Prospective biomasse et stratégie forestière

Responsable : Edi ASSOUMOU

Les bioénergies permettent de répondre aux exigences environnementales et d’indépendance énergétique au niveau français et européen. Leur développement est néanmoins soumis à de nombreuses incertitudes. Ainsi, le prix et la volatilité des matières premières augmentent et un important effort de recherche est mené pour développer des technologies plus respectueuses de l’environnement. De plus, leur compétitivité vis-à-vis des énergies fossiles est fortement dépendante du contexte réglementaire. Enfin, d’autres filières sont en concurrence sur l’utilisation des sols et des ressources : industries agroalimentaire, papetière, des panneaux-bois.

Une thèse menée par Paul HUGUES sous la responsabilité d’Edi ASSOUMOU a été initiée sur ce sujet fin 2011. Elle est réalisée en partenariat avec Avril (ex-Sofiprotéol), l'entreprise industrielle et financière des filières françaises des huiles et des protéines. Paul Hugues tentera de répondre à ces questions à la lumière de l’analyse prospective long terme. Sa thèse est basée sur un modèle d’optimisation bottom-up de la famille MARKAL/TIMES. Une représentation fine et actualisée du secteur bioénergie français a été effectuée, issue de l’approche développée dans le projet Valerbio, dans lequel le CMA était partenaire (IFP/FCBA/INRA/CMA). Les questions de développement de technologies « avancées », de la contrainte ressource sur le développement après 2020, et l’impact des futures directives européennes ont été abordées. Le second volet de la thèse porte sur la prise en compte des externalités - émissions de gaz à effet de serre, consommation d'énergie non renouvelable, eutrophisation - ainsi que la création d'emplois des différentes filières. Cette thèse a été soutenue en mars 2015.

Dans le cadre de ces travaux, un article intitulé "Le secteur bioénergie français : Technologies et ressources pour répondre à la demande en 2050" a été publié dans la Revue de l'Energie n°614, juillet / août 2013.

 

 

Paul HUGUES a soutenu sa thèse le 10 mars 2015 à l'ecole des Mines de Paris sur le site de Sophia

En France, la consommation d’énergie finale de bioénergies a crû de 35 % lors de la dernière décennie pour atteindre une part de 8,1 % de la demande finale en 2012. Leur développement a été incité car elles sont une source d’énergie renouvelable, elles permettent de réduire la dépendance aux importations d’énergies fossiles et de diminuer les émissions de gaz à effet de serre (GES).

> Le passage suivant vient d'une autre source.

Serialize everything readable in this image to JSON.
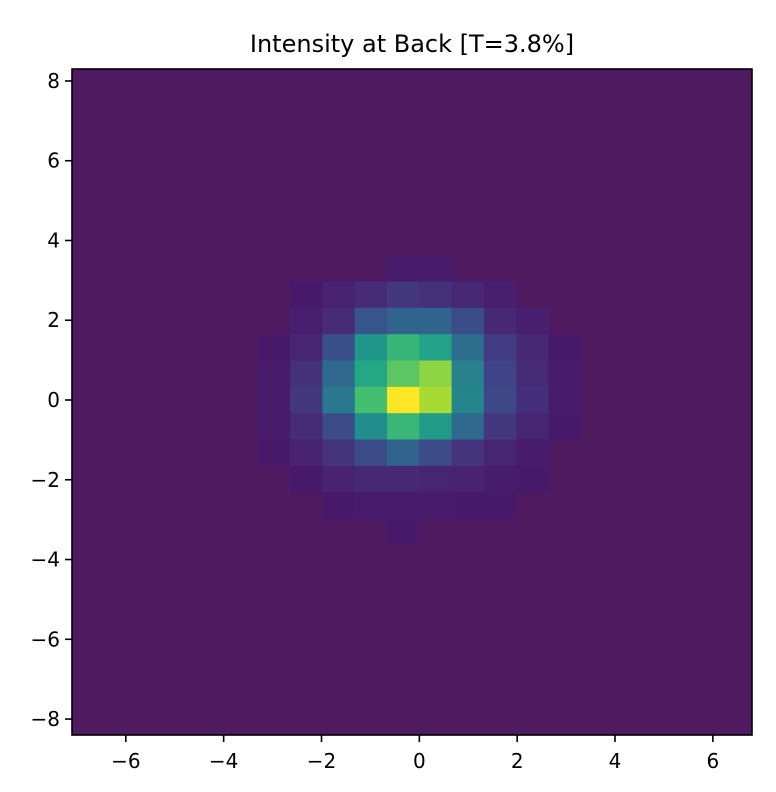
{
  "chart_data": {
    "type": "heatmap",
    "title": "Intensity at Back [T=3.8%]",
    "xlabel": "",
    "ylabel": "",
    "xlim": [
      -7.1,
      6.8
    ],
    "ylim": [
      -8.4,
      8.3
    ],
    "colormap": "viridis",
    "background_value": 0.0,
    "cell_size": 0.66,
    "x_centers": [
      -3.63,
      -2.97,
      -2.31,
      -1.65,
      -0.99,
      -0.33,
      0.33,
      0.99,
      1.65,
      2.31,
      2.97,
      3.63
    ],
    "y_centers": [
      3.3,
      2.64,
      1.98,
      1.32,
      0.66,
      0.0,
      -0.66,
      -1.32,
      -1.98,
      -2.64,
      -3.3
    ],
    "values": [
      [
        0.0,
        0.0,
        0.0,
        0.0,
        0.0,
        0.02,
        0.02,
        0.0,
        0.0,
        0.0,
        0.0,
        0.0
      ],
      [
        0.0,
        0.0,
        0.01,
        0.04,
        0.07,
        0.11,
        0.09,
        0.06,
        0.03,
        0.0,
        0.0,
        0.0
      ],
      [
        0.0,
        0.0,
        0.03,
        0.07,
        0.22,
        0.28,
        0.28,
        0.19,
        0.06,
        0.03,
        0.0,
        0.0
      ],
      [
        0.0,
        0.01,
        0.05,
        0.2,
        0.5,
        0.64,
        0.55,
        0.32,
        0.12,
        0.06,
        0.01,
        0.0
      ],
      [
        0.0,
        0.02,
        0.09,
        0.3,
        0.58,
        0.73,
        0.82,
        0.4,
        0.15,
        0.07,
        0.02,
        0.0
      ],
      [
        0.0,
        0.02,
        0.11,
        0.36,
        0.68,
        1.0,
        0.86,
        0.42,
        0.17,
        0.08,
        0.02,
        0.0
      ],
      [
        0.0,
        0.02,
        0.07,
        0.18,
        0.46,
        0.65,
        0.52,
        0.3,
        0.11,
        0.05,
        0.01,
        0.0
      ],
      [
        0.0,
        0.01,
        0.04,
        0.1,
        0.18,
        0.28,
        0.18,
        0.1,
        0.05,
        0.02,
        0.0,
        0.0
      ],
      [
        0.0,
        0.0,
        0.01,
        0.04,
        0.06,
        0.06,
        0.05,
        0.04,
        0.02,
        0.01,
        0.0,
        0.0
      ],
      [
        0.0,
        0.0,
        0.0,
        0.01,
        0.02,
        0.02,
        0.02,
        0.01,
        0.01,
        0.0,
        0.0,
        0.0
      ],
      [
        0.0,
        0.0,
        0.0,
        0.0,
        0.0,
        0.01,
        0.0,
        0.0,
        0.0,
        0.0,
        0.0,
        0.0
      ]
    ],
    "x_ticks": [
      -6,
      -4,
      -2,
      0,
      2,
      4,
      6
    ],
    "y_ticks": [
      8,
      6,
      4,
      2,
      0,
      -2,
      -4,
      -6,
      -8
    ],
    "x_tick_labels": [
      "−6",
      "−4",
      "−2",
      "0",
      "2",
      "4",
      "6"
    ],
    "y_tick_labels": [
      "8",
      "6",
      "4",
      "2",
      "0",
      "−2",
      "−4",
      "−6",
      "−8"
    ],
    "grid": false,
    "colors": {
      "background": "#4f1a60",
      "axes": "#000000"
    }
  }
}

Elles sont aussi un moyen de dynamiser les secteurs agricoles et sylvicoles et de maintenir et de créer des emplois non délocalisables. Mais ce développement est soumis à des incertitudes : compétitivité économique vis-à-vis des ressources fossiles et d’autres alternatives renouvelables, disponibilité de la biomasse, choix technologiques, et mécanismes incitatifs. De plus, il est confronté à des controverses. L’accroissement de la demande en ressources biomasse a créé de la tension sur leurs prix et menacé les usages existants, comme le secteur des panneaux bois pour la construction au niveau français et le secteur de l’alimentation à l’échelle mondiale. Leur bénéfice environnemental a aussi été remis en cause, en termes d’émissions de particules fines pour la valorisation chaleur et électricité et en termes d’émissions de GES pour les biocarburants. De nouveaux procédés de valorisation, ne suscitant pas ces controverses, pourraient être privilégiés par le législateur au détriment des procédés actuels. Le but de la thèse de Paul HUGUES a été de baliser un certain nombre de ces incertitudes afin de proposer des stratégies technologique et réglementaire pour les filières bioénergies françaises.

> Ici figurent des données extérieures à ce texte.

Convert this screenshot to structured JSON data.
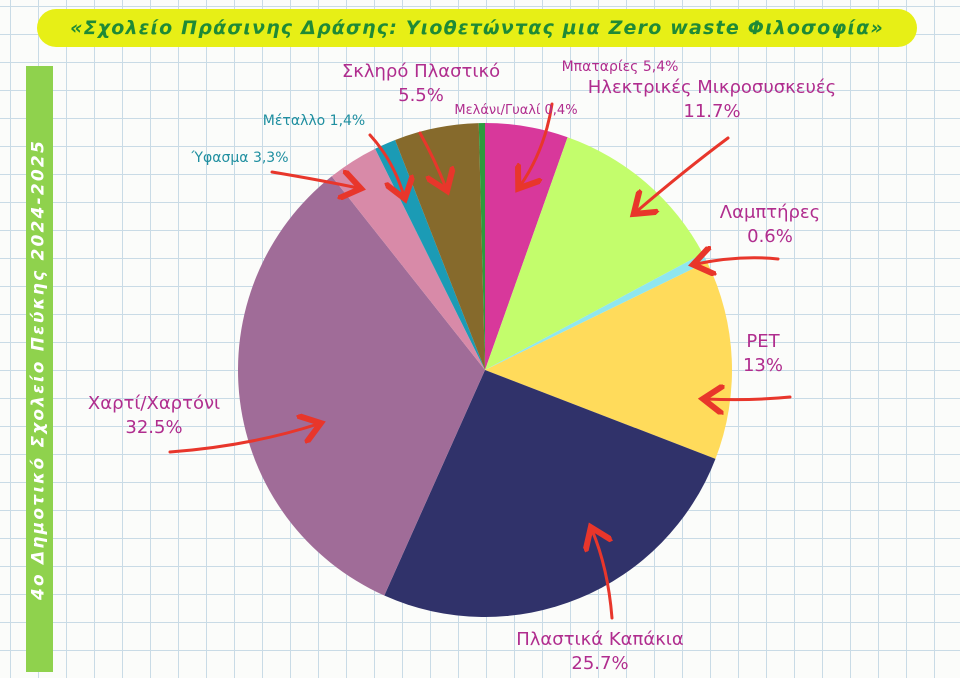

Pour cela, il a développé un modèle de prospective qui décrit de façon détaillée le secteur des bioénergies et ses technologies de conversion actuelles et futures. Il est basé sur un paradigme d’optimisation qui permet de calculer les trajectoires technologiques de moindre coût, de 2010 à 2050, selon un grand nombre de contraintes qui représentent les spécificités du secteur : disponibilité et coût des ressources, paramètres techniques, économiques et environnementaux des procédés de conversion, etc. Dans une première partie, il a décrit la démarche prospective en effectuant une analyse détaillée des filières bioénergies : leur structure actuelle, les points de controverse et les systèmes techniques prometteurs. Il a ensuite développé un modèle de réflexion prospective basé sur ces données. Quatre questions d’intérêt stratégique pour la filière sont discutées : la question du niveau de la demande à laquelle pourrait répondre le secteur selon deux scénarios contrastés de disponibilité de ressources métropolitaine, l’impact d’une évolution du contexte réglementaire et les bénéfices environnementaux des biocarburants, l’impact de l’essor de la chimie du végétal sur les bioénergies, les stratégies technologiques des biocarburants permettant de comprendre les conditions du déploiement des diverses technologies disponibles.